# Pangasius anyone?



## thinblueduke (Oct 21, 2014)

I recently discovered pagasius filets at my local supermarket here in Japan.  They're tasty, boneless, and cheap.  I've been frying them up with a little S&P, Old Bay, and some of my BBQ rub, but I'm thinking I might want to try some on the ECB.

As I understand it, pangasius is in the catfish family, and is also called "shark catfish."  I'm guessing I could just hot smoke it until it looks done?  I use an ECB that's been converted to gas-assist.  For most of my smokes, I use a big chunk of sakura cherry.  When it starts to cool down, I add some butane heat.  Seems to work pretty well for me.

Anyways, if anybody's got some input on smoking pangasius, I'm all ears... or whiskers!

http://en.wikipedia.org/wiki/Pangasius


----------



## brayhaven (Oct 21, 2014)

Those are "farm" raised catfish from se Asia. There was a documentary on the web a while back. If you knew what they feed them, you'd think twice about eating them :). 
I only eat wild caught fish.  I'll take the mercury any day :)
Greg


----------



## thinblueduke (Oct 21, 2014)

Greg,

I haven't seen the one you're talking about, but I usually take web-based documentaries with a grain of salt, or a full shaker's worth.  There's a lot of corporate-funded and politically-funded disinformation on the web.  In this case, I wouldn't be surprised if someone was worried about losing market share.

Thanks for your input, though.  I'm glad I didn't ask about hot dogs.  Those wild-caught wieners are getting harder and harder to find these days.


----------



## brayhaven (Oct 22, 2014)

thinblueduke said:


> Greg,
> 
> I haven't seen the one you're talking about, but I usually take web-based documentaries with a grain of salt, or a full shaker's worth.  There's a lot of corporate-funded and politically-funded disinformation on the web.  In this case, I wouldn't be surprised if someone was worried about losing market share.
> 
> Thanks for your input, though.  I'm glad I didn't ask about hot dogs.  Those wild-caught wieners are getting harder and harder to find these days.


Well, it's certainly your call. Of course the propaganda is in both directions as the Vietnamese attempt to assure the world their fish are pure and safe :o). Their government funds the PR efforts. Our catfish farmers have produced some documentaries also, showing the conditions the fish are raised in.. 
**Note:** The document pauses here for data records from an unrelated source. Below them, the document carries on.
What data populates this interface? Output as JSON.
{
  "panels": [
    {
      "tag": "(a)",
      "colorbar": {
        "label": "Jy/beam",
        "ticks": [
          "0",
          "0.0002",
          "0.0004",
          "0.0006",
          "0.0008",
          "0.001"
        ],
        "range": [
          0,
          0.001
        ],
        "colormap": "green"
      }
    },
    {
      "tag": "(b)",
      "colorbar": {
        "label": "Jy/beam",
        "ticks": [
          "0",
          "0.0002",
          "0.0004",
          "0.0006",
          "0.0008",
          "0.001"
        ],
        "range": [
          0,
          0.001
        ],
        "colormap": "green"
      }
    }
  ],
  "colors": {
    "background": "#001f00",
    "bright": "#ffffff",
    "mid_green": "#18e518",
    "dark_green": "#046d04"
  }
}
The indisputable facts are that they are raised mostly in the Mekong river which has areas that are severely polluted.  Many of the cages are located down stream from populated villages where the high "nutrient" content of the water reduces feed bills :o). The waterfront homes have holes in the floor for toilets, the off water areas are served by open sewers that drain to the river.  Industrial pollution is also rampant in areas of commericial production. There are no standards of raising the fish as we have here in terms of water quality, feed, fish concentrations or handling procedures, during processing.. etc etc. The new farm bill this year is supposed to address some of these shortcomings, but there is skepticism it will do anything.  The fish farming & processing itself is causing pollution.

I spent time on the Mekong River many years ago and it always smelled like raw sewage.  That was when the country had a population of 17 million.  It's quadrupled from that now, much of that along the river.  

I don't even eat farm raised fish here in the US, mainly because I don't like the texture or flavor as well as wild caught. 

But, it's an individual choice.  They're shipping a lot of that stuff and somebody has to eat it :o).

Greg


----------